Grant Morrison on the Dynamic of the Duo
Last month Kevin Smith’s Fat Man on Batman podcast featured a three-part conversation with Grant Morrison as he retires from scripting Batman, Incorporated. Most of the discussion appears in episodes #26 and #27, with five minutes about the imminent death of Damian Wayne moved to the start of #28 to avoid spoilers in a story that DC Comics eagerly spoiled.

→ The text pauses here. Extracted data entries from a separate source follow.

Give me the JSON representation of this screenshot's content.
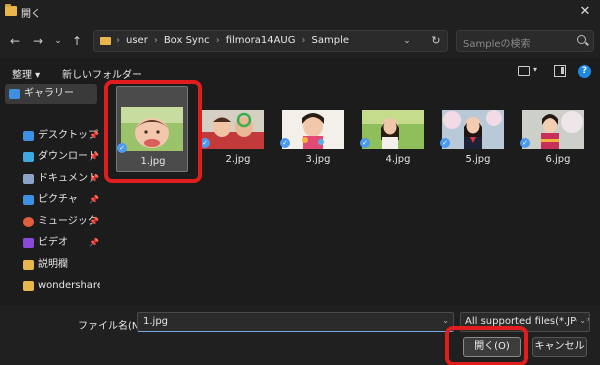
{
  "window": {
    "title": "開く",
    "close": "✕"
  },
  "nav": {
    "back": "←",
    "forward": "→",
    "dropdown": "⌄",
    "up": "↑"
  },
  "address": {
    "crumbs": [
      "user",
      "Box Sync",
      "filmora14AUG",
      "Sample"
    ],
    "separator": "›",
    "chevron": "⌄",
    "refresh": "↻"
  },
  "search": {
    "placeholder": "Sampleの検索"
  },
  "toolbar": {
    "organize": "整理 ▾",
    "new_folder": "新しいフォルダー",
    "view_chevron": "▾",
    "help": "?"
  },
  "sidebar": {
    "gallery": "ギャラリー",
    "items": [
      {
        "label": "デスクトップ",
        "icon": "desktop-icon",
        "color": "#3d8fe0"
      },
      {
        "label": "ダウンロード",
        "icon": "download-icon",
        "color": "#3da9e0"
      },
      {
        "label": "ドキュメント",
        "icon": "documents-icon",
        "color": "#8aa3c7"
      },
      {
        "label": "ピクチャ",
        "icon": "pictures-icon",
        "color": "#3d8fe0"
      },
      {
        "label": "ミュージック",
        "icon": "music-icon",
        "color": "#e0603d"
      },
      {
        "label": "ビデオ",
        "icon": "videos-icon",
        "color": "#8a4ad9"
      },
      {
        "label": "説明欄",
        "icon": "folder-icon",
        "color": "#e8b64c"
      },
      {
        "label": "wondershare",
        "icon": "folder-icon",
        "color": "#e8b64c"
      }
    ],
    "pin": "📌"
  },
  "files": [
    {
      "name": "1.jpg",
      "selected": true
    },
    {
      "name": "2.jpg",
      "selected": false
    },
    {
      "name": "3.jpg",
      "selected": false
    },
    {
      "name": "4.jpg",
      "selected": false
    },
    {
      "name": "5.jpg",
      "selected": false
    },
    {
      "name": "6.jpg",
      "selected": false
    }
  ],
  "check_mark": "✓",
  "footer": {
    "filename_label": "ファイル名(N):",
    "filename_value": "1.jpg",
    "filetype_value": "All supported files(*.JPG;*.",
    "chevron": "⌄",
    "open_button": "開く(O)",
    "cancel_button": "キャンセル"
  },
  "colors": {
    "accent": "#1e88e5",
    "highlight": "#e21d1d",
    "check": "#4c9aef"
  }
}
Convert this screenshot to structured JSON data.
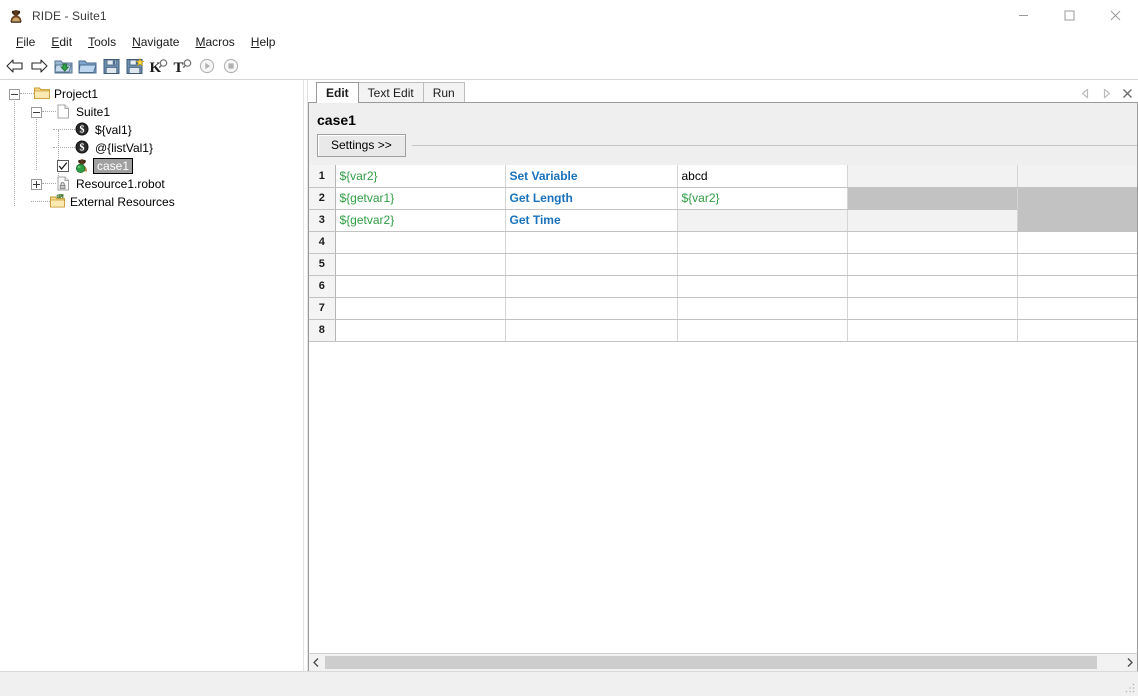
{
  "window": {
    "title": "RIDE - Suite1",
    "app_icon": "ride-icon",
    "buttons": {
      "minimize": "minimize-icon",
      "maximize": "maximize-icon",
      "close": "close-icon"
    }
  },
  "menubar": {
    "items": [
      {
        "label": "File",
        "mnemonic": "F"
      },
      {
        "label": "Edit",
        "mnemonic": "E"
      },
      {
        "label": "Tools",
        "mnemonic": "T"
      },
      {
        "label": "Navigate",
        "mnemonic": "N"
      },
      {
        "label": "Macros",
        "mnemonic": "M"
      },
      {
        "label": "Help",
        "mnemonic": "H"
      }
    ]
  },
  "toolbar": {
    "buttons": [
      {
        "name": "back-arrow-icon",
        "title": "Go Back"
      },
      {
        "name": "forward-arrow-icon",
        "title": "Go Forward"
      },
      {
        "name": "open-project-icon",
        "title": "Open Directory"
      },
      {
        "name": "open-folder-icon",
        "title": "Open"
      },
      {
        "name": "save-icon",
        "title": "Save"
      },
      {
        "name": "save-all-icon",
        "title": "Save All"
      },
      {
        "name": "search-keyword-icon",
        "title": "Search Keywords"
      },
      {
        "name": "search-tests-icon",
        "title": "Search Tests"
      },
      {
        "name": "run-icon",
        "title": "Run",
        "disabled": true
      },
      {
        "name": "stop-icon",
        "title": "Stop",
        "disabled": true
      }
    ]
  },
  "tree": {
    "nodes": [
      {
        "label": "Project1",
        "icon": "folder-icon",
        "depth": 0,
        "expander": "minus",
        "selected": false,
        "checkbox": false
      },
      {
        "label": "Suite1",
        "icon": "file-icon",
        "depth": 1,
        "expander": "minus",
        "selected": false,
        "checkbox": false
      },
      {
        "label": "${val1}",
        "icon": "variable-icon",
        "depth": 2,
        "expander": "none",
        "selected": false,
        "checkbox": false
      },
      {
        "label": "@{listVal1}",
        "icon": "variable-icon",
        "depth": 2,
        "expander": "none",
        "selected": false,
        "checkbox": false
      },
      {
        "label": "case1",
        "icon": "testcase-icon",
        "depth": 2,
        "expander": "none",
        "selected": true,
        "checkbox": true,
        "checked": true
      },
      {
        "label": "Resource1.robot",
        "icon": "resource-file-icon",
        "depth": 1,
        "expander": "plus",
        "selected": false,
        "checkbox": false
      },
      {
        "label": "External Resources",
        "icon": "external-folder-icon",
        "depth": 1,
        "expander": "none",
        "selected": false,
        "checkbox": false
      }
    ]
  },
  "editor": {
    "tabs": [
      {
        "label": "Edit",
        "active": true
      },
      {
        "label": "Text Edit",
        "active": false
      },
      {
        "label": "Run",
        "active": false
      }
    ],
    "tab_nav": {
      "prev": "chevron-left-icon",
      "next": "chevron-right-icon",
      "close": "close-icon"
    },
    "case_title": "case1",
    "settings_button": "Settings >>",
    "grid": {
      "row_count": 8,
      "column_count": 5,
      "rows": [
        {
          "number": "1",
          "cells": [
            {
              "text": "${var2}",
              "style": "var",
              "shade": "none"
            },
            {
              "text": "Set Variable",
              "style": "kw",
              "shade": "none"
            },
            {
              "text": "abcd",
              "style": "plain",
              "shade": "none"
            },
            {
              "text": "",
              "style": "plain",
              "shade": "light"
            },
            {
              "text": "",
              "style": "plain",
              "shade": "light"
            }
          ]
        },
        {
          "number": "2",
          "cells": [
            {
              "text": "${getvar1}",
              "style": "var",
              "shade": "none"
            },
            {
              "text": "Get Length",
              "style": "kw",
              "shade": "none"
            },
            {
              "text": "${var2}",
              "style": "var",
              "shade": "none"
            },
            {
              "text": "",
              "style": "plain",
              "shade": "dark"
            },
            {
              "text": "",
              "style": "plain",
              "shade": "dark"
            }
          ]
        },
        {
          "number": "3",
          "cells": [
            {
              "text": "${getvar2}",
              "style": "var",
              "shade": "none"
            },
            {
              "text": "Get Time",
              "style": "kw",
              "shade": "none"
            },
            {
              "text": "",
              "style": "plain",
              "shade": "light"
            },
            {
              "text": "",
              "style": "plain",
              "shade": "light"
            },
            {
              "text": "",
              "style": "plain",
              "shade": "dark"
            }
          ]
        },
        {
          "number": "4",
          "cells": [
            {
              "text": "",
              "style": "plain",
              "shade": "none"
            },
            {
              "text": "",
              "style": "plain",
              "shade": "none"
            },
            {
              "text": "",
              "style": "plain",
              "shade": "none"
            },
            {
              "text": "",
              "style": "plain",
              "shade": "none"
            },
            {
              "text": "",
              "style": "plain",
              "shade": "none"
            }
          ]
        },
        {
          "number": "5",
          "cells": [
            {
              "text": "",
              "style": "plain",
              "shade": "none"
            },
            {
              "text": "",
              "style": "plain",
              "shade": "none"
            },
            {
              "text": "",
              "style": "plain",
              "shade": "none"
            },
            {
              "text": "",
              "style": "plain",
              "shade": "none"
            },
            {
              "text": "",
              "style": "plain",
              "shade": "none"
            }
          ]
        },
        {
          "number": "6",
          "cells": [
            {
              "text": "",
              "style": "plain",
              "shade": "none"
            },
            {
              "text": "",
              "style": "plain",
              "shade": "none"
            },
            {
              "text": "",
              "style": "plain",
              "shade": "none"
            },
            {
              "text": "",
              "style": "plain",
              "shade": "none"
            },
            {
              "text": "",
              "style": "plain",
              "shade": "none"
            }
          ]
        },
        {
          "number": "7",
          "cells": [
            {
              "text": "",
              "style": "plain",
              "shade": "none"
            },
            {
              "text": "",
              "style": "plain",
              "shade": "none"
            },
            {
              "text": "",
              "style": "plain",
              "shade": "none"
            },
            {
              "text": "",
              "style": "plain",
              "shade": "none"
            },
            {
              "text": "",
              "style": "plain",
              "shade": "none"
            }
          ]
        },
        {
          "number": "8",
          "cells": [
            {
              "text": "",
              "style": "plain",
              "shade": "none"
            },
            {
              "text": "",
              "style": "plain",
              "shade": "none"
            },
            {
              "text": "",
              "style": "plain",
              "shade": "none"
            },
            {
              "text": "",
              "style": "plain",
              "shade": "none"
            },
            {
              "text": "",
              "style": "plain",
              "shade": "none"
            }
          ]
        }
      ]
    },
    "hscrollbar": {
      "left_arrow": "chevron-left-icon",
      "right_arrow": "chevron-right-icon",
      "thumb_percent": 97
    }
  },
  "colors": {
    "variable_green": "#2f9e44",
    "keyword_blue": "#1a72bd",
    "selection_gray": "#a0a0a0",
    "cell_shade_dark": "#c2c2c2",
    "cell_shade_light": "#f2f2f2",
    "panel_gray": "#efefef",
    "status_gray": "#f0f0f0"
  }
}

About 31:30 into the second installment, Morrison once again explains his approach to the Batman mythos, deciding that every era of stories happened (in some form) to Bruce Wayne:
The feral young Batman from 1938 [sic] who’s out there with guns in his hands, and is fighting vampires and crooks, and I thought, well, imagine that’s Batman when he’s twenty. And then he meets this kid when he’s late twenty-one, and the kid’s this little working-class circus kid, who’s totally cocky, and this introverted young-Norman-Bates Batman is suddenly, “Wait a minute, this is the kid that died in me…this is everything I wanted to be.” And the two become friends, and it’s no creepy, no way, it’s just like, “He’s my best friend, my brother, and he’s everything I wish I could be,” and the kid’s looking at him and saying, “He’s everything I wish I could be.”I had to transcribe and share that passage.
If you download the whole series, don’t miss the exchange at the end of #27 (starting at 55:50) about Morrison’s accent. Smith admits that he worried about being able to understand the interview. Morrison responds by demonstrating “the hard-core killer Glasgow accent.” Try it at home!
2 comments:
Luckily, I don't need to try a Scottish accent, mine comes naturally!
Can people from other parts of Scotland understand hard-core Glaswegians?